Scene of the Crime

September 24, 2008

In 1962, James Meredith became the first black student admitted to The University of Mississippi. In a state already prone to racial unrest, Meredith’s admission did not sit well with the white community. Riots erupted that left two dead, and Mississippi once again became the poster state for racial intolerance.

Ole Miss will have come a long way when it hosts the first presidential debate of the year this Friday. That a black candidate can debate a white candidate on the Oxford campus is a sign of just how much things have changed in this country over the last 50 years.

Still, the state of Mississippi is a long way from becoming a bastion of racial unity. Confederate flags are still flown proudly at football games, and songs about Old Dixie are still sung with nostalgia at social events. Symbols of states’ rights for some, these relics of American history represent the perpetuation of racial oppression and injustice for others.

It is a sad fact that racial intolerance continues to exist in the United States. Barack Obama will take the stage this Friday as the first black presidential candidate who stands a chance in the general election, but some people in the crowd and at home will still judge his worth based on the color of his skin.
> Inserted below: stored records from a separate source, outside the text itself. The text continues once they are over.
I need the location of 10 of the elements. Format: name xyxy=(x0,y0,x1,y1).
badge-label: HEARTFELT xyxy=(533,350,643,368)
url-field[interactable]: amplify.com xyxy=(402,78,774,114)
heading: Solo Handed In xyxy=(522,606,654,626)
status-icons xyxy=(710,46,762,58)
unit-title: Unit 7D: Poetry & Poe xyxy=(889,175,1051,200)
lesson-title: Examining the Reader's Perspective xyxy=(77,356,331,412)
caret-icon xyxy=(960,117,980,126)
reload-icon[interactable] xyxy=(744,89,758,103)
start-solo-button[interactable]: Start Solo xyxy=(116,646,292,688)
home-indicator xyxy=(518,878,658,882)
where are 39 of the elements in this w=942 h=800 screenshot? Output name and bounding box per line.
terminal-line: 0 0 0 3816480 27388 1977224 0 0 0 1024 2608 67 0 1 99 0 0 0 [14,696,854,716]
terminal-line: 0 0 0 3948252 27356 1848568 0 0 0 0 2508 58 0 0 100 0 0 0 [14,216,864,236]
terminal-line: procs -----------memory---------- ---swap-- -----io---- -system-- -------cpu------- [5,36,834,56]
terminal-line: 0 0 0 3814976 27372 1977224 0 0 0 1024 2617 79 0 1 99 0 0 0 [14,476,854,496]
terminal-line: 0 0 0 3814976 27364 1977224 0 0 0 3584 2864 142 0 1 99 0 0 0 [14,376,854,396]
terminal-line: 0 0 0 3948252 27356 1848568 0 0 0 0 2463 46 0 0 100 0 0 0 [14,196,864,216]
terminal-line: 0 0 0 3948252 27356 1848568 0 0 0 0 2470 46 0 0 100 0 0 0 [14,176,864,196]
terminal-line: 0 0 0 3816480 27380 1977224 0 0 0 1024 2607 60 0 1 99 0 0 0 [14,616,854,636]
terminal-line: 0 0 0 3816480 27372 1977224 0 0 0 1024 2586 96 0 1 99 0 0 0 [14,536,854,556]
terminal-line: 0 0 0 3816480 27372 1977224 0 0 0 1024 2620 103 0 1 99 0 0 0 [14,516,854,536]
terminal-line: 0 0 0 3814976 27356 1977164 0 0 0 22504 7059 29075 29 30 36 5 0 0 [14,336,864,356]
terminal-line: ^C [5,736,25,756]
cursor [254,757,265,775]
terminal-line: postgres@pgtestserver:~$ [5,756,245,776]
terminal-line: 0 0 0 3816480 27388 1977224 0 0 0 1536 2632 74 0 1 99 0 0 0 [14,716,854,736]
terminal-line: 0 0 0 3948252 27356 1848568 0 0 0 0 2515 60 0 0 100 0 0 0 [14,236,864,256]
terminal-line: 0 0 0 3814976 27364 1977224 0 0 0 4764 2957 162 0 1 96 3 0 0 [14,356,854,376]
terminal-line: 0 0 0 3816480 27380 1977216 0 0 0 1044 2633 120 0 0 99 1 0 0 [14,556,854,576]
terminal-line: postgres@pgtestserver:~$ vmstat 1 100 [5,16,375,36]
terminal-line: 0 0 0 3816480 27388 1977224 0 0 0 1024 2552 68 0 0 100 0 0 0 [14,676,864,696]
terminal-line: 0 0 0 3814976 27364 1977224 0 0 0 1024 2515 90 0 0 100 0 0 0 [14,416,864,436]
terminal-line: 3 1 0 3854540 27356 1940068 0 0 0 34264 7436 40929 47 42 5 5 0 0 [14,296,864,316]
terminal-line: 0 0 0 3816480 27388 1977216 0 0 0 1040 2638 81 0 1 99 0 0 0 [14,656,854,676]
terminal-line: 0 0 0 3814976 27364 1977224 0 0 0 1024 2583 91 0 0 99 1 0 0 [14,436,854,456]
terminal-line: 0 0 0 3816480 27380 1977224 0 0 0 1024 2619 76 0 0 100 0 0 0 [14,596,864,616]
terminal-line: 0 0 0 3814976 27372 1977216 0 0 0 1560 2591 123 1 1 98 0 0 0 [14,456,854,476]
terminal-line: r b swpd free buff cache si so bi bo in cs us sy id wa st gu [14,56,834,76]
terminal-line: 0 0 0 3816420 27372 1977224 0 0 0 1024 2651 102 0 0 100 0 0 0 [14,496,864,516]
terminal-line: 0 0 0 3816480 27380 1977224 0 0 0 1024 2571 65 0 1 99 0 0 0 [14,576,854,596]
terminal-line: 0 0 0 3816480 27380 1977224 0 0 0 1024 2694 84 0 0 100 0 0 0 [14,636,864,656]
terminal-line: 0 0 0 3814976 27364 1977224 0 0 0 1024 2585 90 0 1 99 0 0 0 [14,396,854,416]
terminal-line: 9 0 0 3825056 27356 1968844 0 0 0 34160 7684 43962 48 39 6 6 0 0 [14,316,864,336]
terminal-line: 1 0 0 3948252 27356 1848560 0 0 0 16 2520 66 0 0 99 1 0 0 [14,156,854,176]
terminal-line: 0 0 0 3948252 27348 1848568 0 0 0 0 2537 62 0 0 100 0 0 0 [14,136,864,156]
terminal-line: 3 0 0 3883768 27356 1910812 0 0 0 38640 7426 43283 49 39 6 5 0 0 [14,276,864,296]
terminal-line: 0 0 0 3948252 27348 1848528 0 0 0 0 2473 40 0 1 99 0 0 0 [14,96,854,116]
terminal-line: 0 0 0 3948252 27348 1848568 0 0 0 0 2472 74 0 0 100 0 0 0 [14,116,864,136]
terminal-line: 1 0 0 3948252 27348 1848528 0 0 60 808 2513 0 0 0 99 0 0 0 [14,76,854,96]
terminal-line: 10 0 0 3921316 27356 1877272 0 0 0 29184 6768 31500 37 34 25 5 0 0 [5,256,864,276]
Obama’s impending appearance at Ole Miss is a sign that progress is being made in this country. But it also a reminder of how much things have stayed the same. Almost 50 years since the height of the Civil Rights movement, we are all still painfully aware of how little we understand each other, and of how difficult it remains to bridge the racial divide.

No one will be pretending on Friday that the appearance of a black man on the stage at Ole Miss means the end of racial intolerance in the United States. It is not the practice of this country to pretend that racism and even racial disharmony do not exist. Instead, Americans take every available opportunity to engage in open conversation about race, and about why we continue to feel the underlying discord that we do.

Friday’s debate is that kind of opportunity. It will be difficult to reconcile the viable presidential candidacy of a black man with the violent history of the venue at which he is speaking, and with the perpetuation of overt and unacknowledged racism at that venue today. Such a paradox will give us the chance to talk about race in the United States, to listen to a diverse set of opinions and hope that something we hear will help us understand why things are the way they are. The experience can be a valuable one: it can teach us that no matter how different our points of view, everything we say and hear can help us clarify and ultimately combat continued racial intolerance in America.